Dolayısıyla biz Türkiye'de Sayın Cumhurbaşkanımızın Recep Tayyip Erdoğan
beyefendinin başbakanlık ve cumhurbaşkanlığı süresinde biz Milli Eğitim
Bakanlığı'nda önce şunu yapmaya çalıştık; dedik ki bir kere eğitim
programlarımızda ötekileştirici, ayrıştırıcı, temel hak ve hürriyetleri
sıkıntıya sokacak komşularımız, etrafımızdaki ülkeler ve dünyanın neresinde
olursa olsun herhangi bir kişiyi ötekileştirecek bütün ifadeleri eğitim öğretim
programlarımızdan 2014 yılındaki müfredat değişikliğiyle çıkardık” dedi.
“MERKEZİNE İYİ İNSAN,
ERDEMLİ İNSANI ALAN BİR EĞİTİM PROGRAMI İNŞA ETTİK”
“Biz önce nasıl bir dünya tahayyül ediyoruz? Nasıl bir dünya istiyoruz? Dünya devletleri olarak, dünyadaki entelektüeller olarak, dünyadaki siyasetçiler olarak nasıl bir dünya hayal ediyoruz?” diyerek sözlerine devam eden Tekin, “Önce onu koymamız lazım ortaya. Bunu tartıştığımızda adaletin egemen olduğu, insan hak ve hürriyetlerinin maksimum güvence altına alındığı ve amasız fakatsız herkesin yaşam hakkını başta olmak üzere bütün özgürlüklerinin saygın bir değer olarak kabul edildiği bir dünya düzeni inşa etmemiz gerekiyor. Bunu inşa edebilmek için nasıl bir Türkiye toplumu inşa etmek gerekiyor sorusunu sorduk ve Türkiye toplumunu bu şekilde dizayn etmek için de nasıl bir eğitim sistemi inşa etmemiz gerekiyor sorusuna cevap vermeye çalıştık. Burada da şöyle bir noktaya geldik. Türkiye Yüzyılı Maarif modeliyle bahsettiğimiz bütün bu idealize ettiğimiz dünyanın yaratılabilmesi için inşa edilebilmesi için biz şuradan hareket ettik.

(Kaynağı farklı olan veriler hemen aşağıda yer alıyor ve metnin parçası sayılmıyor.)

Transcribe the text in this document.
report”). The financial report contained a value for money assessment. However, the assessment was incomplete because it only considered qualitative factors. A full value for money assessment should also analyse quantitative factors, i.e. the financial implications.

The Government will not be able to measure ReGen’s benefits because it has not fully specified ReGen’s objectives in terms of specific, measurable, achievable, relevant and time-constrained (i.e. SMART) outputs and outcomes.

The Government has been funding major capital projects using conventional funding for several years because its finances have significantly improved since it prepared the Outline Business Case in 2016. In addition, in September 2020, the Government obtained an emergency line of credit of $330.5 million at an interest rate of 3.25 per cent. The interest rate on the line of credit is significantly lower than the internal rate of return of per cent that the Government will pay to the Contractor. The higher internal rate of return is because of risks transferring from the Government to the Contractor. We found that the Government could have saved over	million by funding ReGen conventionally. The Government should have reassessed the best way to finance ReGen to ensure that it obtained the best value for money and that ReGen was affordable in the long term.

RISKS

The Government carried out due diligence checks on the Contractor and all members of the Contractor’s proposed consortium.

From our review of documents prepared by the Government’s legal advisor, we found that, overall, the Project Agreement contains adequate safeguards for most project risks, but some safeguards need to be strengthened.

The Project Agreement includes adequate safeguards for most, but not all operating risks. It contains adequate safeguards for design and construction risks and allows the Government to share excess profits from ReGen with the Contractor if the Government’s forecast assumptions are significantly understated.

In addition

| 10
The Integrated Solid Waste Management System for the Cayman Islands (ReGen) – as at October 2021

Önce biz bir iyilik hareketi başlatalım.
Türkiye'de eğitim öğretim sistemimizi buna hizmet edecek şekilde dizayn edelim.
Ondan sonra bunu dünyada bu ve benzeri platformlarla tartışarak bunun
yaygınlaşmasını sağlayalım. Böylece dünya barışına, dünyada demokrasinin, insan
hakların temel hakkı hürriyetlerinin egemen olduğu bir dünyanın kurulmasına
hizmet etmek için somut bir adım atmış olalım dedik. Ve merkezine insanı alan
erdemli değerlerine saygı gösteren evrensel değerlere saygı gösteren ve bu
değerleri hem kendi üzerinde hem ülkesinde hem de dünyada içselleştirmiş bir insan
profili oluşturmak gerektiğinden hareketle biz merkezine iyi insan, erdemli
insanı alan bir eğitim programı inşa ettik ve bu yıl itibariyle de 2024-2025
eğitim öğretim yılı itibariyle de bu programımızı uygulamaya başladık” diye
konuştu.
“ÖRNEKLİK TEŞKİL
EDECEK BİR MÜFREDAT SÜRECİNİ BAŞLATTIK”
Tekin, “Burada eğitimle ilgilenen herkesin gündemini aldığı
yapay eğitimde yapay zeka uygulamalarından kız çocuklarının eğitime erişiminin
sağlanmasına kadar bütün evrensel tartışmaları bütün uluslararası göstergeleri
zaten bir veri olarak alıyoruz. Zaten eğitim öğretim sistemimizi buna göre
dizayn etmeye çaba sarf ediyoruz. Ama bunu yaparken bu tür toplantılarda
konuşulan barış, insan hakları gibi söylemlerin havada kalmaması için bir
mekanizmanın bir organizmanın harekete geçmesi gerekiyor. Bir şeyler yapması
gerekiyor. Konuşarak sadece bunlarla ilgili meramımızı anlatarak iyi niyet
temennilerinde bulunarak mesafe kat edemeyeceğimiz açık. Dolayısıyla biz Sayın
Cumhurbaşkanımızın önderliğinde Türkiye'de evrensel dünya barışına dünyada
insan haklarının amasız fakatsız egemen olmasına yol açacak, örneklik teşkil
edecek bir müfredat sürecini başlattık” şeklinde konuştu.